North-south divide could sharpen in open election
The 2004 election was said to be a shoo-in for the Vajpayee-led NDA but that didn\'t happen either.
This is a most open election. The last one, in 2014, wasn't. Even the 2009 election was forecast to be one-sided, but it surprised the pundits by electing the party-alliance that was not that much favoured. The 2004 election was said to be a shoo-in for the Vajpayee-led NDA but that didn't happen either.
You look at it any which way, it still pans out that the 2019 election will be a very open and unpredictable one. First, there is no wave like last time when the Modi magic had the nation spellbound. The Modi wave is not there this time, nor is there a Rahul wave to say there is a good chance of a total swing of the pendulum.
The only certainties are that the BJP, impressive winner of the 2014 elections with the first single party majority in 30 years, would be hard pressed to it to repeat that performance. While there is no wave in favour of its charismatic leader this time round, the party might be up against it in south India where a kind of anti-wave seems to be in motion in most states.
Save for Karnataka, it might be a blank election for the ruling party in the south. The warning bells may be ringing about forecasting elections. While psephologists have been proved wrong often enough, even the exit poll pundits are swimming against the tide these days considering how often they have been wrong in translating small surveys of voters into seat projections.
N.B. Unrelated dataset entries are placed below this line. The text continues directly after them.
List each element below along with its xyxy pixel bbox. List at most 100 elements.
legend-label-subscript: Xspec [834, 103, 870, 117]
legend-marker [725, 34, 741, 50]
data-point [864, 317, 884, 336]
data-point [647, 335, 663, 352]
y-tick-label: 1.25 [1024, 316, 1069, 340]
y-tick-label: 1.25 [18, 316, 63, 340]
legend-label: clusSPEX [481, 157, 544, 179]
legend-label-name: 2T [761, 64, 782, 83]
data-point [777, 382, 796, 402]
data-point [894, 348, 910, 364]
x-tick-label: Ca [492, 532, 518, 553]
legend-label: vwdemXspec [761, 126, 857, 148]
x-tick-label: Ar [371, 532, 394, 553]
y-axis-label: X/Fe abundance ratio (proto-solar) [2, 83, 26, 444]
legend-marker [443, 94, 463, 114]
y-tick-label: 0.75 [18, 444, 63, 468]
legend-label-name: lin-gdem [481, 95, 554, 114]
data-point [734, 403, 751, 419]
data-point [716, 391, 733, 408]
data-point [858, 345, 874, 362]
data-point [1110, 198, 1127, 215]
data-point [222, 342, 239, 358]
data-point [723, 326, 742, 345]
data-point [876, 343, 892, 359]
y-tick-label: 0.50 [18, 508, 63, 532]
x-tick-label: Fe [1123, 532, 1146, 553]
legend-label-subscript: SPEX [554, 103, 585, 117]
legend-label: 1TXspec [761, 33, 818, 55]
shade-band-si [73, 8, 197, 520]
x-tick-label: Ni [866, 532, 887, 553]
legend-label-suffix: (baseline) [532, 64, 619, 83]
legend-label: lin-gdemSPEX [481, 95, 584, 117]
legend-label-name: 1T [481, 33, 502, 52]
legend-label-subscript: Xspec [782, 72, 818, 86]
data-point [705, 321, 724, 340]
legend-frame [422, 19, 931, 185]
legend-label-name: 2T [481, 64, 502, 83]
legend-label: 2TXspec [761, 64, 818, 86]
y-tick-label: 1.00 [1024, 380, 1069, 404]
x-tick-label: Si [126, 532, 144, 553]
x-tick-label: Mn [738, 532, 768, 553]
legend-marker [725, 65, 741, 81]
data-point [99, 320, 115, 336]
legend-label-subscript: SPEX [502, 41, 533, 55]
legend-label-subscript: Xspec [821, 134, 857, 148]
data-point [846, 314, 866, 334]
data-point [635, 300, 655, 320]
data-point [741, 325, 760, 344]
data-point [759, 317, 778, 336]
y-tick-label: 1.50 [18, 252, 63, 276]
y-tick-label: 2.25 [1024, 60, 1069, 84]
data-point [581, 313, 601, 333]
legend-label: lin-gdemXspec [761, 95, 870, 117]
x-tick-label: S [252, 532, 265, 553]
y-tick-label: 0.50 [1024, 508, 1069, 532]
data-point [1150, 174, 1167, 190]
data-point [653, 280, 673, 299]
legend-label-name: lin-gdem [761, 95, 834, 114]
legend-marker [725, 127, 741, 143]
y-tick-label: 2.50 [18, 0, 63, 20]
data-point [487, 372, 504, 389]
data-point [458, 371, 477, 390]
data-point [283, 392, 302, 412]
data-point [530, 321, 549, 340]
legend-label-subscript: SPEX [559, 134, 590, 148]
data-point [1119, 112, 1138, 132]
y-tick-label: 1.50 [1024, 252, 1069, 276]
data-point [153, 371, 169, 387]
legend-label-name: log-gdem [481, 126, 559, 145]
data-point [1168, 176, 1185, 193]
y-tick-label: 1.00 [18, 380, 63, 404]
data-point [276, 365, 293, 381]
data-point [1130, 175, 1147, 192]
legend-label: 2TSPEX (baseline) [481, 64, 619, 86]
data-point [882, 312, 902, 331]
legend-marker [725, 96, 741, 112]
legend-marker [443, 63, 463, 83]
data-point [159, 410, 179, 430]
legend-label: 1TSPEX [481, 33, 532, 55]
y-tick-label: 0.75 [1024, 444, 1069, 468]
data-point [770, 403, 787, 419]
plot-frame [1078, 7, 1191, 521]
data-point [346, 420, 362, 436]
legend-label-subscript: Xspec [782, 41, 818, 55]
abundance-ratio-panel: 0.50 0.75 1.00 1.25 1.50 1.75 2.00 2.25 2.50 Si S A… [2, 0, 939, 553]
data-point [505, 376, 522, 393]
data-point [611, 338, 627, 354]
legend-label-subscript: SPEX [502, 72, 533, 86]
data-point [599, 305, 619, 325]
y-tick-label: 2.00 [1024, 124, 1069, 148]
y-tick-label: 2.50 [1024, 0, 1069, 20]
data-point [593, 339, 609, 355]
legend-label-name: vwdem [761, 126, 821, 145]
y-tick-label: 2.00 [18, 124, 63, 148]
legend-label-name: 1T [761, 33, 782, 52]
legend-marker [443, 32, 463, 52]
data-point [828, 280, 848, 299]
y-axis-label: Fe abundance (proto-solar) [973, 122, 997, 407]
If the south becomes a virtual washout, it is obvious that the ruling party must bank on the north to bring it to power once again.
It was a bit of a miracle that in the last round of national polls, the BJP-NDA did not need the 37 MPs Jayalalithaa sent to Parliament, winning seats for them on her charisma alone in a stellar performance by a strong leader who decided to dump all allies and go alone into the poll.
A clutch of 37 seats from any state this time would be a goldmine for anyone trying to form the government. The point is, any party with close to 40 seats could end up playing kingmaker in 2019, so open does the poll look though the first defining point of the election would be to determine which national party emerges the single largest to stake a claim in our first past the post Westminster style elections.
In its five years in power, BJP did not manage to shake off its north Indian party image those south of the Vindhyas think of it as. The natural calamities that took place in the south did not seem to elicit sufficient empathy from New Delhi. The national and central institutions like the armed forces and the disaster relief forces carried out their rescue and rehabilitation work meticulously. There was not enough sympathy from the political crowd.
Why, even the peripatetic PM did not so much as visit the Gaja-affected districts for even an aerial survey. The Kerala floods did seem like a man-made disaster even as they began as we Chennaiites could make out from our earlier experience in 2015 when the mismanagement of just one dam led to that huge calamity of lives lost in Chennai and livelihoods dampened.
For those on frequent flyer programmes, trips down south are a kind of weekly shuttle trips. Even so, not too many top guns were seen to be keen to fly down to check why Gaja was such a huge catastrophe when only the wind seemed to blow while the rainfall was little.
The same was the case with the man-made tragedy in the Thoothukudi Sterlite firing incident, which many saw as a capital-inspired event. There too, no one of national importance turned up to even share the grief of the locals.
By being alienated from most of the south, the ruling party has little to expect from Tamil Nadu & Puducherry - 40, Kerala - 20, Andhra -25 and Telangana -17. Even a decent share of Karnataka's 28 seats is unlikely to compensate for a southern washout. The clear north-south divide is even more sharply defined than usual, which can only upset the national numbers of 2014 because defying the anti-incumbency factor in the north without any comfort from the could be a big factor ranged against the ruling forces.
The twin positive vote gathering factors of 10 per cent quota for the poor and the military response to Pulwama terror would have to compensate for the poorer showing in the south where Pakistan is not as much of a bogey as it would seem up north. The pre-poll surveys, which are as reliable or unreliable as ever, seem to show the enormity of the task facing the BJP in the south.